We want to evaluate whether the relationship between temperature and daily bike rentals is the same for each season. To answer this question, begin by creating a scatter plot of daily bike rentals vs. temperature faceted by season.

# add code developed during livecoding here

Exercise 4

  • Which season appears to have the strongest relationship between temperature and daily bike rentals? Why do you think the relationship is strongest in this season?

  • Which season appears to have the weakest relationship between temperature and daily bike rentals? Why do you think the relationship is weakest in this season?

Exercise 5

Filter your data for the season with the strongest apparent relationship between temperature and daily bike rentals.

# add code developed during livecoding here

Exercise 6

Using the data from Exercise 5, fit a linear model to predict daily bike rentals using temperature for this season.

# add code developed during livecoding here

Exercise 7

Use the output to write out the estimated regression equation.

Exercise 8

  • Interpret the slope in the context of the data.
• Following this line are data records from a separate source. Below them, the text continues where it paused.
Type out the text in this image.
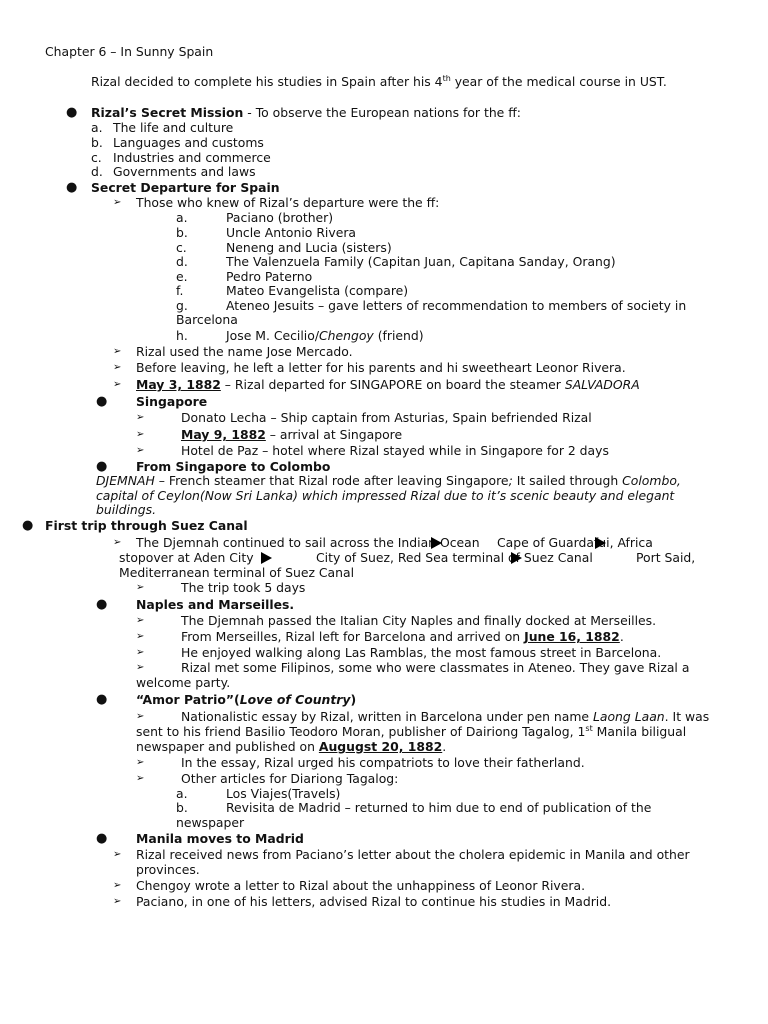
Chapter 6 – In Sunny Spain
Rizal decided to complete his studies in Spain after his 4th year of the medical course in UST.
● Rizal’s Secret Mission - To observe the European nations for the ff:
a. The life and culture
b. Languages and customs
c. Industries and commerce
d. Governments and laws
● Secret Departure for Spain
➢ Those who knew of Rizal’s departure were the ff:
a.	Paciano (brother)
b.	Uncle Antonio Rivera
c.	Neneng and Lucia (sisters)
d.	The Valenzuela Family (Capitan Juan, Capitana Sanday, Orang)
e.	Pedro Paterno
f.	Mateo Evangelista (compare)
g.	Ateneo Jesuits – gave letters of recommendation to members of society in
Barcelona
h.	Jose M. Cecilio/Chengoy (friend)
➢ Rizal used the name Jose Mercado.
➢ Before leaving, he left a letter for his parents and hi sweetheart Leonor Rivera.
➢ May 3, 1882 – Rizal departed for SINGAPORE on board the steamer SALVADORA
● Singapore
➢	Donato Lecha – Ship captain from Asturias, Spain befriended Rizal
➢	May 9, 1882 – arrival at Singapore
➢	Hotel de Paz – hotel where Rizal stayed while in Singapore for 2 days
● From Singapore to Colombo
DJEMNAH – French steamer that Rizal rode after leaving Singapore; It sailed through Colombo,
capital of Ceylon(Now Sri Lanka) which impressed Rizal due to it’s scenic beauty and elegant
buildings.
● First trip through Suez Canal
➢ The Djemnah continued to sail across the Indian Ocean Cape of Guardafui, Africa
stopover at Aden City	City of Suez, Red Sea terminal of Suez Canal	Port Said,
Mediterranean terminal of Suez Canal
➢	The trip took 5 days
● Naples and Marseilles.
➢	The Djemnah passed the Italian City Naples and finally docked at Merseilles.
➢	From Merseilles, Rizal left for Barcelona and arrived on June 16, 1882.
➢	He enjoyed walking along Las Ramblas, the most famous street in Barcelona.
➢	Rizal met some Filipinos, some who were classmates in Ateneo. They gave Rizal a
welcome party.
● “Amor Patrio”(Love of Country)
➢	Nationalistic essay by Rizal, written in Barcelona under pen name Laong Laan. It was
sent to his friend Basilio Teodoro Moran, publisher of Dairiong Tagalog, 1st Manila biligual
newspaper and published on Augugst 20, 1882.
➢	In the essay, Rizal urged his compatriots to love their fatherland.
➢	Other articles for Diariong Tagalog:
a.	Los Viajes(Travels)
b.	Revisita de Madrid – returned to him due to end of publication of the
newspaper
● Manila moves to Madrid
➢ Rizal received news from Paciano’s letter about the cholera epidemic in Manila and other
provinces.
➢ Chengoy wrote a letter to Rizal about the unhappiness of Leonor Rivera.
➢ Paciano, in one of his letters, advised Rizal to continue his studies in Madrid.
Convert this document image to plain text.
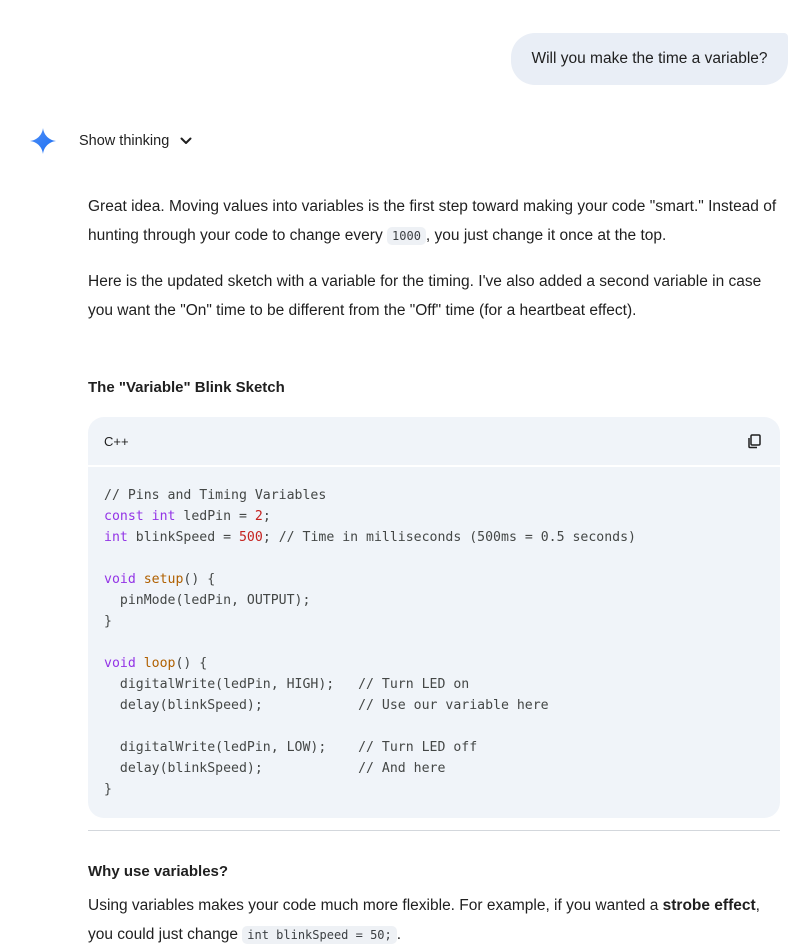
Will you make the time a variable?
Show thinking

Great idea. Moving values into variables is the first step toward making your code "smart." Instead of hunting through your code to change every 1000 , you just change it once at the top.

Here is the updated sketch with a variable for the timing. I've also added a second variable in case you want the "On" time to be different from the "Off" time (for a heartbeat effect).

The "Variable" Blink Sketch
C++
// Pins and Timing Variables
const int ledPin = 2;
int blinkSpeed = 500; // Time in milliseconds (500ms = 0.5 seconds)
void setup() {
pinMode(ledPin, OUTPUT);
}
void loop() {
digitalWrite(ledPin, HIGH);   // Turn LED on
delay(blinkSpeed);            // Use our variable here
digitalWrite(ledPin, LOW);    // Turn LED off
delay(blinkSpeed);            // And here
}
Why use variables?

Using variables makes your code much more flexible. For example, if you wanted a strobe effect, you could just change int blinkSpeed = 50; .
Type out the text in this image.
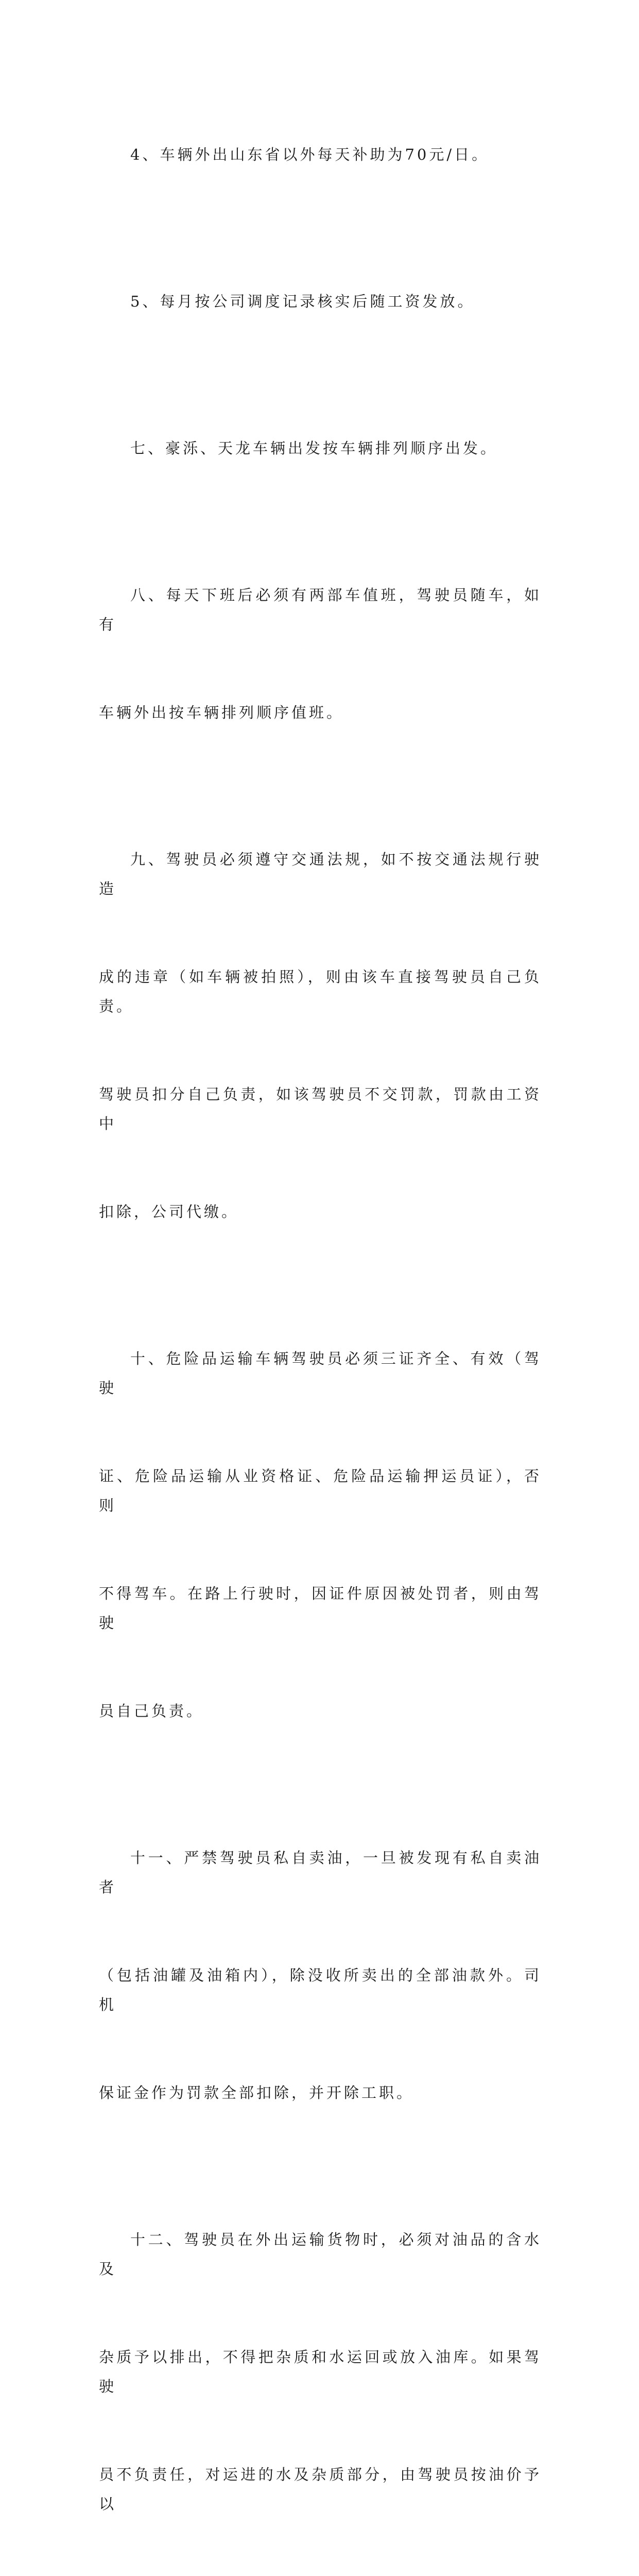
4、车辆外出山东省以外每天补助为70元/日。

5、每月按公司调度记录核实后随工资发放。

七、豪泺、天龙车辆出发按车辆排列顺序出发。

八、每天下班后必须有两部车值班，驾驶员随车，如有

车辆外出按车辆排列顺序值班。

九、驾驶员必须遵守交通法规，如不按交通法规行驶造

成的违章（如车辆被拍照），则由该车直接驾驶员自己负责。

驾驶员扣分自己负责，如该驾驶员不交罚款，罚款由工资中

扣除，公司代缴。

十、危险品运输车辆驾驶员必须三证齐全、有效（驾驶

证、危险品运输从业资格证、危险品运输押运员证），否则

不得驾车。在路上行驶时，因证件原因被处罚者，则由驾驶

员自己负责。

十一、严禁驾驶员私自卖油，一旦被发现有私自卖油者

（包括油罐及油箱内），除没收所卖出的全部油款外。司机

保证金作为罚款全部扣除，并开除工职。

十二、驾驶员在外出运输货物时，必须对油品的含水及

杂质予以排出，不得把杂质和水运回或放入油库。如果驾驶

员不负责任，对运进的水及杂质部分，由驾驶员按油价予以
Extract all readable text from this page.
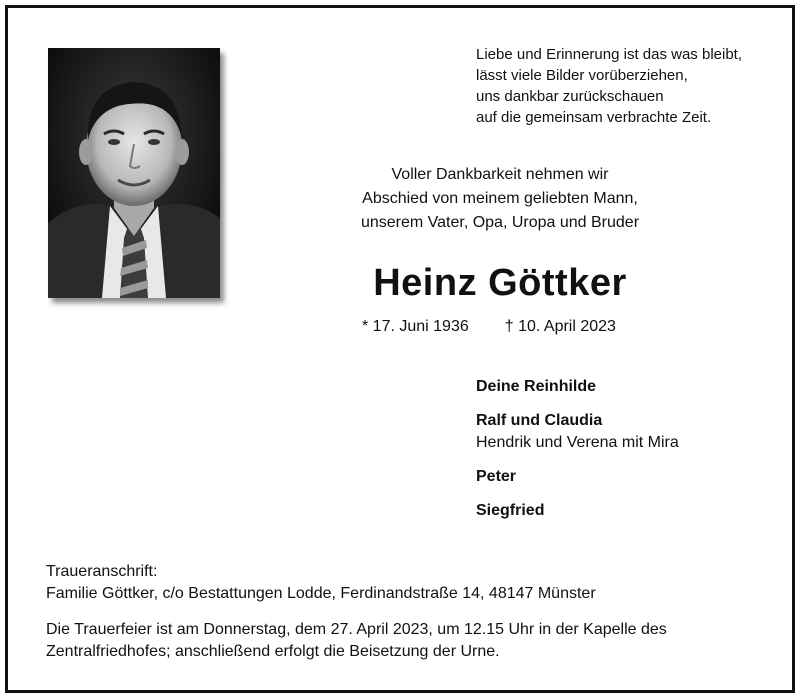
Liebe und Erinnerung ist das was bleibt,
lässt viele Bilder vorüberziehen,
uns dankbar zurückschauen
auf die gemeinsam verbrachte Zeit.
Voller Dankbarkeit nehmen wir
Abschied von meinem geliebten Mann,
unserem Vater, Opa, Uropa und Bruder
Heinz Göttker
* 17. Juni 1936 † 10. April 2023
Deine Reinhilde
Ralf und Claudia
Hendrik und Verena mit Mira
Peter
Siegfried
Traueranschrift:
Familie Göttker, c/o Bestattungen Lodde, Ferdinandstraße 14, 48147 Münster
Die Trauerfeier ist am Donnerstag, dem 27. April 2023, um 12.15 Uhr in der Kapelle des
Zentralfriedhofes; anschließend erfolgt die Beisetzung der Urne.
  • Does it make sense to interpret the intercept? If so, interpret the intercept in the context of the data. Otherwise, explain why not.

Exercise 9

Suppose you work for a bike share company in Durham, NC, and they want to predict daily bike rentals in 2024. What is one reason you might recommend they use your analysis for this task? What is one reason you would recommend they not use your analysis for this task?

Submission

Important

To submit the AE:

  • Render the document to produce the PDF with all of your work from today’s class.
  • Push all your work to your ae-03- repo on GitHub. (AEs are not submitted on Gradescope.)